Changing my approach to collision - advice requested

I could use some advice on a collision response issue that I’m having, please.

My current project has all interactions in 2D, and thus far I haven’t been using the built-in collision systems, save for picking (which is done as described here, followed by 2D point-in-rectangle checks, as I recall). Floors are line segments along which objects are moved (if said objects are under the influence of gravity and are not in mid-air), and walls have thus far been vertical lines and some x- and z- testing. My objects are currently all dealt with internally as rectangular boxes.

However, I’ve found myself wanting for a more complex wall system, primarily for objects that are moving through the air, whether flying or having been pushed: I would like to have walls at arbitrary angles, but I’m also concerned about performance (especially given the performance that my hardware is thus far providing), which leaves me uncertain of what method to pick.
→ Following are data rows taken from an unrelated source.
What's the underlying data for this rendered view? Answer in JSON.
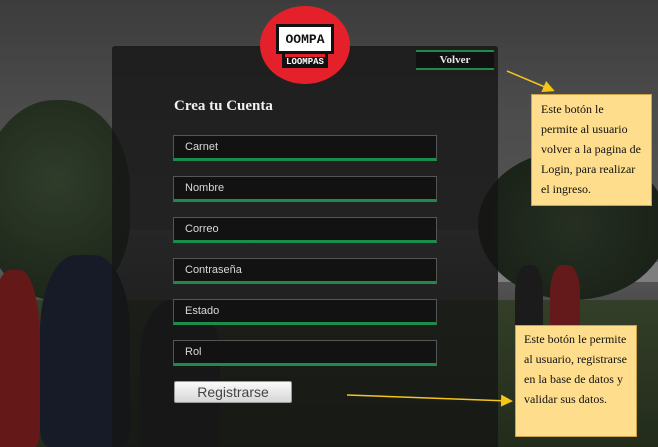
{
  "header": {
    "logo_text": "OOMPA",
    "logo_subtext": "LOOMPAS"
  },
  "nav": {
    "back_label": "Volver"
  },
  "form": {
    "title": "Crea tu Cuenta",
    "fields": [
      {
        "placeholder": "Carnet"
      },
      {
        "placeholder": "Nombre"
      },
      {
        "placeholder": "Correo"
      },
      {
        "placeholder": "Contraseña"
      },
      {
        "placeholder": "Estado"
      },
      {
        "placeholder": "Rol"
      }
    ],
    "submit_label": "Registrarse"
  },
  "annotations": {
    "back_note": "Este botón le permite al usuario volver a la pagina de Login, para realizar el ingreso.",
    "submit_note": "Este botón le permite al usuario, registrarse en la base de datos y validar sus datos."
  },
  "colors": {
    "accent_green": "#1c8c4c",
    "logo_red": "#e4202a",
    "callout_bg": "#fedd8d",
    "arrow": "#f5c518"
  }
}
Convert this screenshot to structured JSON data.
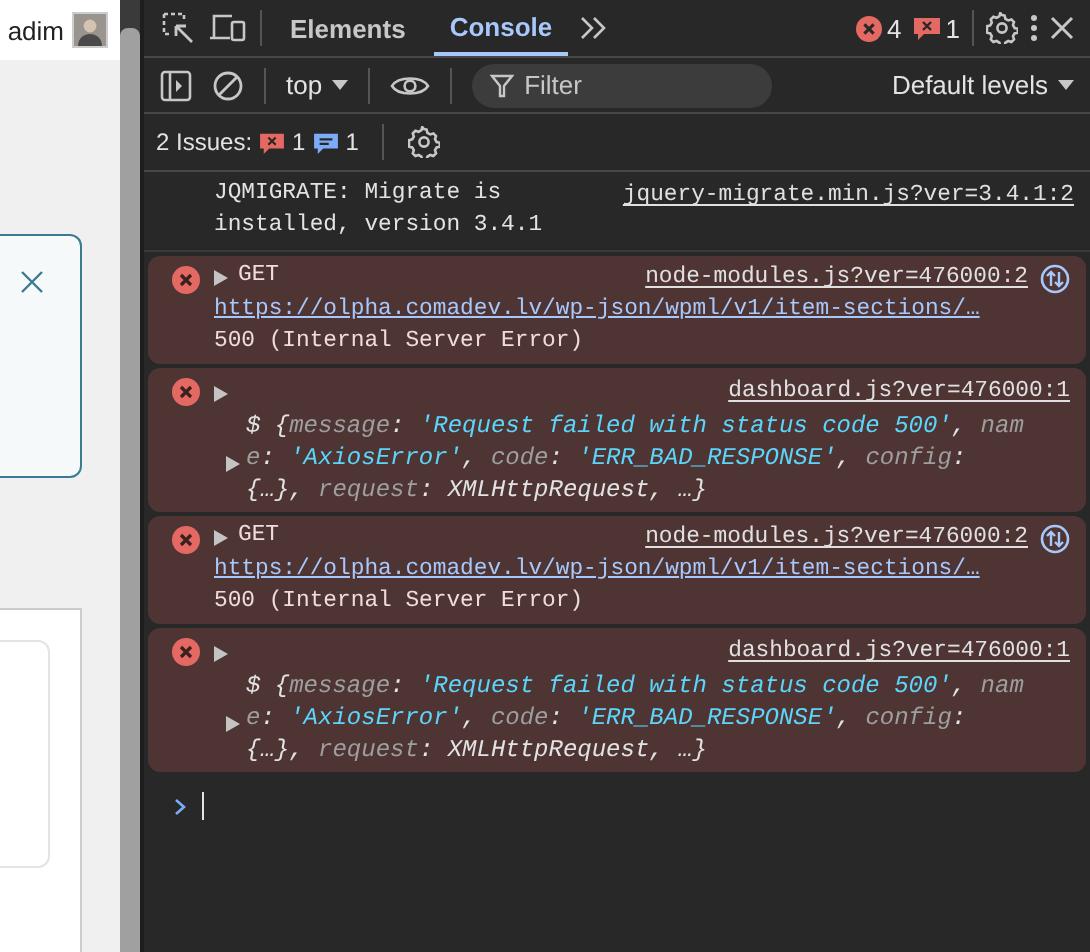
{
  "page": {
    "user_name": "adim"
  },
  "devtools": {
    "tabs": [
      {
        "label": "Elements",
        "selected": false
      },
      {
        "label": "Console",
        "selected": true
      }
    ],
    "error_count": "4",
    "issue_count": "1",
    "context": "top",
    "filter": {
      "placeholder": "Filter"
    },
    "levels": "Default levels",
    "issues": {
      "label": "2 Issues:",
      "errors": "1",
      "infos": "1"
    },
    "messages": [
      {
        "kind": "log",
        "text": "JQMIGRATE: Migrate is installed, version 3.4.1",
        "source": "jquery-migrate.min.js?ver=3.4.1:2"
      },
      {
        "kind": "network",
        "method": "GET",
        "source": "node-modules.js?ver=476000:2",
        "url": "https://olpha.comadev.lv/wp-json/wpml/v1/item-sections/…",
        "status": "500 (Internal Server Error)"
      },
      {
        "kind": "object",
        "source": "dashboard.js?ver=476000:1",
        "segments": [
          {
            "kind": "plain",
            "text": "$"
          },
          {
            "kind": "plain",
            "text": " {"
          },
          {
            "kind": "key",
            "text": "message"
          },
          {
            "kind": "plain",
            "text": ": "
          },
          {
            "kind": "string",
            "text": "'Request failed with status code 500'"
          },
          {
            "kind": "plain",
            "text": ", "
          },
          {
            "kind": "key",
            "text": "name"
          },
          {
            "kind": "plain",
            "text": ": "
          },
          {
            "kind": "string",
            "text": "'AxiosError'"
          },
          {
            "kind": "plain",
            "text": ", "
          },
          {
            "kind": "key",
            "text": "code"
          },
          {
            "kind": "plain",
            "text": ": "
          },
          {
            "kind": "string",
            "text": "'ERR_BAD_RESPONSE'"
          },
          {
            "kind": "plain",
            "text": ", "
          },
          {
            "kind": "key",
            "text": "config"
          },
          {
            "kind": "plain",
            "text": ": "
          },
          {
            "kind": "plain",
            "text": "{…}"
          },
          {
            "kind": "plain",
            "text": ", "
          },
          {
            "kind": "key",
            "text": "request"
          },
          {
            "kind": "plain",
            "text": ": "
          },
          {
            "kind": "plain",
            "text": "XMLHttpRequest"
          },
          {
            "kind": "plain",
            "text": ", "
          },
          {
            "kind": "plain",
            "text": "…"
          },
          {
            "kind": "plain",
            "text": "}"
          }
        ]
      },
      {
        "kind": "network",
        "method": "GET",
        "source": "node-modules.js?ver=476000:2",
        "url": "https://olpha.comadev.lv/wp-json/wpml/v1/item-sections/…",
        "status": "500 (Internal Server Error)"
      },
      {
        "kind": "object",
        "source": "dashboard.js?ver=476000:1",
        "segments": [
          {
            "kind": "plain",
            "text": "$"
          },
          {
            "kind": "plain",
            "text": " {"
          },
          {
            "kind": "key",
            "text": "message"
          },
          {
            "kind": "plain",
            "text": ": "
          },
          {
            "kind": "string",
            "text": "'Request failed with status code 500'"
          },
          {
            "kind": "plain",
            "text": ", "
          },
          {
            "kind": "key",
            "text": "name"
          },
          {
            "kind": "plain",
            "text": ": "
          },
          {
            "kind": "string",
            "text": "'AxiosError'"
          },
          {
            "kind": "plain",
            "text": ", "
          },
          {
            "kind": "key",
            "text": "code"
          },
          {
            "kind": "plain",
            "text": ": "
          },
          {
            "kind": "string",
            "text": "'ERR_BAD_RESPONSE'"
          },
          {
            "kind": "plain",
            "text": ", "
          },
          {
            "kind": "key",
            "text": "config"
          },
          {
            "kind": "plain",
            "text": ": "
          },
          {
            "kind": "plain",
            "text": "{…}"
          },
          {
            "kind": "plain",
            "text": ", "
          },
          {
            "kind": "key",
            "text": "request"
          },
          {
            "kind": "plain",
            "text": ": "
          },
          {
            "kind": "plain",
            "text": "XMLHttpRequest"
          },
          {
            "kind": "plain",
            "text": ", "
          },
          {
            "kind": "plain",
            "text": "…"
          },
          {
            "kind": "plain",
            "text": "}"
          }
        ]
      }
    ]
  }
}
The options that I have in mind are these:

  1. Python-based line-segment to line-segment collision, with objects being represented by four line segments (one from each corner of their box representations along their displacement in this or the last update). I’ve had a shot at this, and I’ve found it to be perhaps slower than I’d like, and alas suffers from objects sometimes penetrating.

  2. The built-in Panda collision system. This would presumably mean adding collision solids to all objects, and representing my walls as other shapes - perhaps Collision -Tubes, -Boxes or -Polygons. I’d want to be careful to not let them be moved along the y-axis, however, and, given that I intend a fair few objects, I worry about the overhead of all of this.

  3. Using one of the other collision systems, such as Bullet. It might enable me to include more complex physics than I had intended for this game, but I wonder at what cost in performance.

Does anyone have any insight that might aid me?